Some American academics are astoundingly well compensated. According to an article by Andrea Fuller in the Chronicle of Higher Education:

The [The Chronicle‘s review of federal tax documents from the 2008-9 fiscal year] which included 448 chief executives, found 30 private college leaders who received more than $1-million in total compensation. In the previous year’s report, 23 chief executives earned over $1-million.

The biggest payouts were for those who retired.
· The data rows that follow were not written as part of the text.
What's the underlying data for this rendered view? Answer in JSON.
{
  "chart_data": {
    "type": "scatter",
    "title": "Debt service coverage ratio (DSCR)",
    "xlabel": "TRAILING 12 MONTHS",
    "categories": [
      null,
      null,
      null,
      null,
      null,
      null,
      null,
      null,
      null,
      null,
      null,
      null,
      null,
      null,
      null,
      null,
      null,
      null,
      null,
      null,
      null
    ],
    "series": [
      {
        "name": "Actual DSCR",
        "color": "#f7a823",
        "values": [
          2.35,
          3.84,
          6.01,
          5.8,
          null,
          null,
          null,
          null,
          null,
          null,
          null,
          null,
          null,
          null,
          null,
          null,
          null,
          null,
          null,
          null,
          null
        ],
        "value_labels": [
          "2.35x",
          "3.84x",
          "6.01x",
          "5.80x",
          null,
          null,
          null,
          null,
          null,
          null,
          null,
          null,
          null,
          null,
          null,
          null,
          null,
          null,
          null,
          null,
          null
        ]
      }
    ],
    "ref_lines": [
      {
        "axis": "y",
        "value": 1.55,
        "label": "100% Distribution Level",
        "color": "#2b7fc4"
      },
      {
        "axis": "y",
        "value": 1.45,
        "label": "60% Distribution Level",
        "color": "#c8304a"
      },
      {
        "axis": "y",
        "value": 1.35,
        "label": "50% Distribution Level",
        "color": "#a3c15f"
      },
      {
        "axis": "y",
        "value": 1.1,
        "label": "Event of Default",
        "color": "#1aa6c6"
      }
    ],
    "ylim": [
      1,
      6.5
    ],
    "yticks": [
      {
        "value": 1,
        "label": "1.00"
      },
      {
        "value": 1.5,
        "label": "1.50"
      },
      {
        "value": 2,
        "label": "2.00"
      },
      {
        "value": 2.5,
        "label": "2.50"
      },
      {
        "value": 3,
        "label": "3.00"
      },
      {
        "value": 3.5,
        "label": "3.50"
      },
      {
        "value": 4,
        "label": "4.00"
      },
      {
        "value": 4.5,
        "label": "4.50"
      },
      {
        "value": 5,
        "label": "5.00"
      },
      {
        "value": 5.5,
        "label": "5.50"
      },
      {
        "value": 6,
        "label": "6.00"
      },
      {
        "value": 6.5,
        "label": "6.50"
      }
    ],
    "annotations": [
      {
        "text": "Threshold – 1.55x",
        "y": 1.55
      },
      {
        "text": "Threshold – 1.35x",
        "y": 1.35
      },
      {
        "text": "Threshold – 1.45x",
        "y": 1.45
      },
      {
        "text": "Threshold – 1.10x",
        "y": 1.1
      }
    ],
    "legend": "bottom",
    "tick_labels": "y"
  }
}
When Bernard Lander, the founder of Touro College, retired in 2008 the college gave him $4.8 million.

The big winners in 2008 were R. Gerald Turner of Southern Methodist University ($2.7 million), Nicholas Zeppos of Vanderbilt University ($2.4 million), and John Lahey of Quinnipiac University ($1.8 million).

These people work for private institutions and their salaries are a result of negotiations between the administrators and the board to which they answer. It’s their agreement only. If the school thinks it’s worth it, well essentially it is.
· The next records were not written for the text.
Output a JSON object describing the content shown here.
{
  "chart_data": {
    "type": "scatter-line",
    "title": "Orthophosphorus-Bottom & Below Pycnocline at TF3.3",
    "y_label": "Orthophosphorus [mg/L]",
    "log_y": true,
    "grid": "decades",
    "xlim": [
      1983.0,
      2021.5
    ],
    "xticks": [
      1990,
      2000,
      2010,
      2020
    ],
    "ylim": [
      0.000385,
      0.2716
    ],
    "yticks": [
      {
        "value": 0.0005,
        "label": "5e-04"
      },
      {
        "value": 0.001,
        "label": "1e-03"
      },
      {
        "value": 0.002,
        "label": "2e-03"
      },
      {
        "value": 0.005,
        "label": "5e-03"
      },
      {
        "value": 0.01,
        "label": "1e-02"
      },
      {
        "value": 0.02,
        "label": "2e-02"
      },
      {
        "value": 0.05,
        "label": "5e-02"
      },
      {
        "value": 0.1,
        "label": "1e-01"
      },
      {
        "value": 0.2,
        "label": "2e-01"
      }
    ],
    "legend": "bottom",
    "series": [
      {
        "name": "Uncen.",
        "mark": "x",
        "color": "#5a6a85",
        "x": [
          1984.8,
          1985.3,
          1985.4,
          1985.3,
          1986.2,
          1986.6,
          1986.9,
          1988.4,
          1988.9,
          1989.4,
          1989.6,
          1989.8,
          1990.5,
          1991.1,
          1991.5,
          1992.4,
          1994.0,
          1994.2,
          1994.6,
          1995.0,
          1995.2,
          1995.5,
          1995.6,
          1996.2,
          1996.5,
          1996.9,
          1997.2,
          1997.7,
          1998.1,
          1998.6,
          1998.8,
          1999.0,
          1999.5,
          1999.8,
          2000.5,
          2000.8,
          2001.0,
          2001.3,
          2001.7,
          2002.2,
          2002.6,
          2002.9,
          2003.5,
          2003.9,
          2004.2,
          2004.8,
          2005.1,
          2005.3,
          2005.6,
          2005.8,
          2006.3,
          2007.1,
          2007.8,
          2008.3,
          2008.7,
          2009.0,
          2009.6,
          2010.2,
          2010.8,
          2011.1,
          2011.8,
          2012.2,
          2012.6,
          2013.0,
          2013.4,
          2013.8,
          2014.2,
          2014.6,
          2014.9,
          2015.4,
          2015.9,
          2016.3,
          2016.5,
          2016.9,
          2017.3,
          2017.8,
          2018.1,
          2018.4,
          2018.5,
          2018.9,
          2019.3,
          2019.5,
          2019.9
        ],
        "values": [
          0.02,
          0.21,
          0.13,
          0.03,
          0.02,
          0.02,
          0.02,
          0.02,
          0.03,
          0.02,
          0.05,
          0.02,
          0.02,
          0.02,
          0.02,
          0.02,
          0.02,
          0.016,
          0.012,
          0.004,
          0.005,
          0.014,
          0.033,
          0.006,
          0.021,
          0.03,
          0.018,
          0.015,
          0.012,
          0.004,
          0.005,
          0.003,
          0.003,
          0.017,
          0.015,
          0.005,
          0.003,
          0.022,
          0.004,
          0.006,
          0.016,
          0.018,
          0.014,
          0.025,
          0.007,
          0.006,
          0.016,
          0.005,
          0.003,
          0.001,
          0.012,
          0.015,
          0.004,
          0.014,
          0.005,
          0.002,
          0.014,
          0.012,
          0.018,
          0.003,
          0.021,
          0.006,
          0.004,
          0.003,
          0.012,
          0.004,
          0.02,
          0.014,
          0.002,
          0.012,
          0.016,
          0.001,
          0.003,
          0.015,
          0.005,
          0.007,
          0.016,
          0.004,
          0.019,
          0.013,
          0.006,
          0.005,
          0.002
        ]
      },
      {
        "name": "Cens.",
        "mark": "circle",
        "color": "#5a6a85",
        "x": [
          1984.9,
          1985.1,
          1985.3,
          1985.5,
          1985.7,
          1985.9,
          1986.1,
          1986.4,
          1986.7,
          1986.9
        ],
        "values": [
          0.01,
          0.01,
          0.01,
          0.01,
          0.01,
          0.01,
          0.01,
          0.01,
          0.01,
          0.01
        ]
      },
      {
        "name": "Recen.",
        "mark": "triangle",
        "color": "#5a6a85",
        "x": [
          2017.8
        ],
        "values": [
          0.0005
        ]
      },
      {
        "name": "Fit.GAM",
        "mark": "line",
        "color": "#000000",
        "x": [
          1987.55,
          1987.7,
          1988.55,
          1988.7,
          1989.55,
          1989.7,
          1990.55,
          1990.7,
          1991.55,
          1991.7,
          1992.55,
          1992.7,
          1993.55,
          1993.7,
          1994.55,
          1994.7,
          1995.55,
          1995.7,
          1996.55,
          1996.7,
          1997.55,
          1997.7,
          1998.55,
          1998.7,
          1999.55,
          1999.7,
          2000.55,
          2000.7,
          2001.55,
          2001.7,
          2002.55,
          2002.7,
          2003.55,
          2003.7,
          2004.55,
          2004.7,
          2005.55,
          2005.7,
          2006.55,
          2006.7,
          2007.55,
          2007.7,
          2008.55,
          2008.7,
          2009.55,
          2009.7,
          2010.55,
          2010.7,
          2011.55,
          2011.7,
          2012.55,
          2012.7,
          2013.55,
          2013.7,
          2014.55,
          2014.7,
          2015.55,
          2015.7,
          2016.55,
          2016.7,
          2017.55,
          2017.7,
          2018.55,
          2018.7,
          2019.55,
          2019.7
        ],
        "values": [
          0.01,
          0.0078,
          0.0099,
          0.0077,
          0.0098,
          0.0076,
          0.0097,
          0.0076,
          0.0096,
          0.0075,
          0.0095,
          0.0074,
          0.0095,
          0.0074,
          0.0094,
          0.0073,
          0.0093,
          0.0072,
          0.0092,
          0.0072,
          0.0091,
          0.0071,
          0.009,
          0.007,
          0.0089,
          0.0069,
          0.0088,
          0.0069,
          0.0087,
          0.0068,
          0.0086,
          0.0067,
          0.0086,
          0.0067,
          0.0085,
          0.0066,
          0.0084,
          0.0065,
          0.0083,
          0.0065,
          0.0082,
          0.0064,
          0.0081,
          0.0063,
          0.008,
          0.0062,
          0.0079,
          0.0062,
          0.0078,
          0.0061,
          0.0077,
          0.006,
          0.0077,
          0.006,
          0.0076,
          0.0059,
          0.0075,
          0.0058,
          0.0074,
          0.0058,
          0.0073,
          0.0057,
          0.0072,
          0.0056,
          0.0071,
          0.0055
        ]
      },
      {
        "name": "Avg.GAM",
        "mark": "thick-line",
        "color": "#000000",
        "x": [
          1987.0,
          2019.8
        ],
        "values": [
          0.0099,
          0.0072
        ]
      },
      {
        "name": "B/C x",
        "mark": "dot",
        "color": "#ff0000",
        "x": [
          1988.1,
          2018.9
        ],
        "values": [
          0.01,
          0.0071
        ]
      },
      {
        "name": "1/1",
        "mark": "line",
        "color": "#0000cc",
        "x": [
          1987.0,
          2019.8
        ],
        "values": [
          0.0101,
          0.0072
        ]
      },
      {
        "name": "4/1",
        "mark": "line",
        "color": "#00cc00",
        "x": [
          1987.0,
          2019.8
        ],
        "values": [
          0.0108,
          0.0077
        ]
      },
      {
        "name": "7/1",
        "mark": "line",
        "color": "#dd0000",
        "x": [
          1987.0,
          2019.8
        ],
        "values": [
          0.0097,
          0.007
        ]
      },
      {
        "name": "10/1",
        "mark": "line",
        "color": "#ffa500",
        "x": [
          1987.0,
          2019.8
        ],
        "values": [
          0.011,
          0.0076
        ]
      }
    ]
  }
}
The salary list does reveal some very interesting priorities, however. While the presidents of some very rich institutions (Vanderbilt, Yale, Penn, Columbia) make the list of administrators making more than $1 million a year, the article revels some surprisingly large compensation packages for presidents of relatively unknown colleges. The fifth most generously compensated academic administrator, Steadman Upham, is president of the University of Tulsa. Number 11 on the list was James Doti, the president of Chapman University.
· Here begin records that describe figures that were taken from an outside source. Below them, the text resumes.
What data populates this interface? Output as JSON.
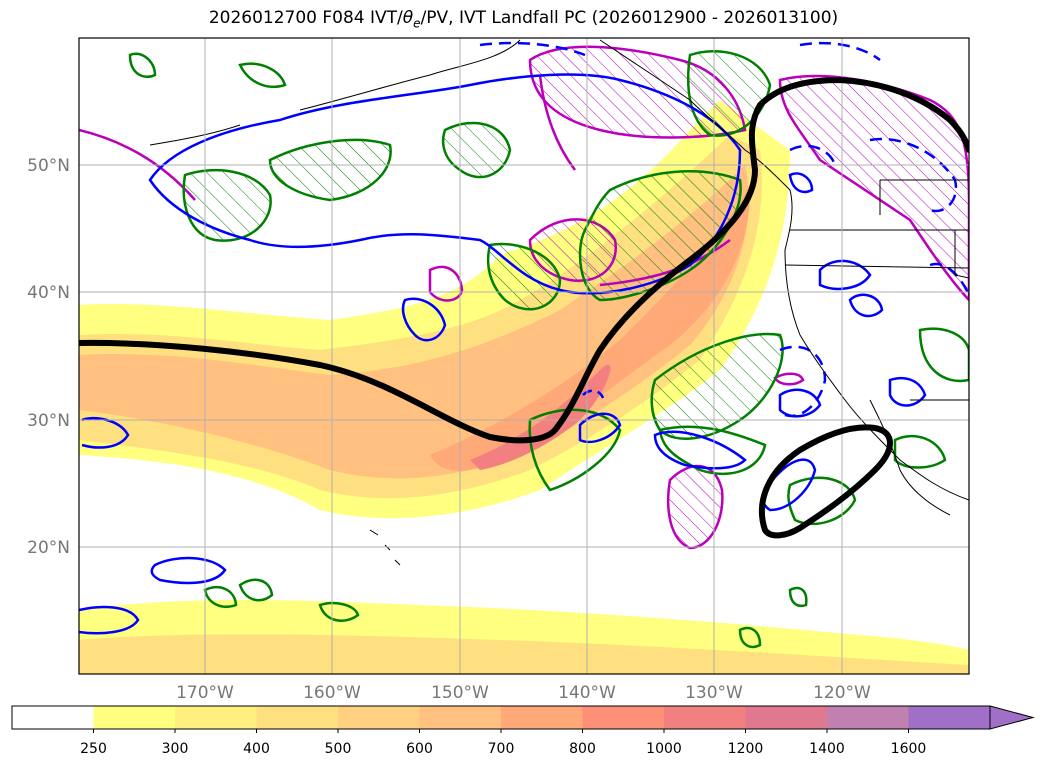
{
  "title": {
    "pre": "2026012700 F084 IVT/",
    "theta": "θ",
    "sub": "e",
    "post": "/PV, IVT Landfall PC (2026012900 - 2026013100)"
  },
  "lat_labels": [
    "50°N",
    "40°N",
    "30°N",
    "20°N"
  ],
  "lon_labels": [
    "170°W",
    "160°W",
    "150°W",
    "140°W",
    "130°W",
    "120°W"
  ],
  "colorbar": {
    "ticks": [
      "250",
      "300",
      "400",
      "500",
      "600",
      "700",
      "800",
      "1000",
      "1200",
      "1400",
      "1600"
    ],
    "colors": [
      "#ffffff",
      "#ffff80",
      "#fff080",
      "#ffe080",
      "#ffd080",
      "#ffc080",
      "#ffa878",
      "#ff9078",
      "#f28080",
      "#e07890",
      "#c080b0",
      "#a070c8"
    ]
  },
  "colors": {
    "pv_contour": "#0000ff",
    "theta_contour": "#008000",
    "ivt_pc_contour": "#bb00bb",
    "landfall_line": "#000000"
  }
}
A surprising addition to the millionaires club is Walter Broadnax, now a professor of public policy at Syracuse.

Broadnax was formerly the president of the financially struggling, historically black Clark Atlanta University. Broadnax left Clark Atlanta after the faculty gave him an 86 percent no confidence vote in 2007 and several professors sued Broadnax to try and prevent him from shutting down two academic programs. Broadnax received $1,158,537 in total compensation from Clark Atlanta in 2008.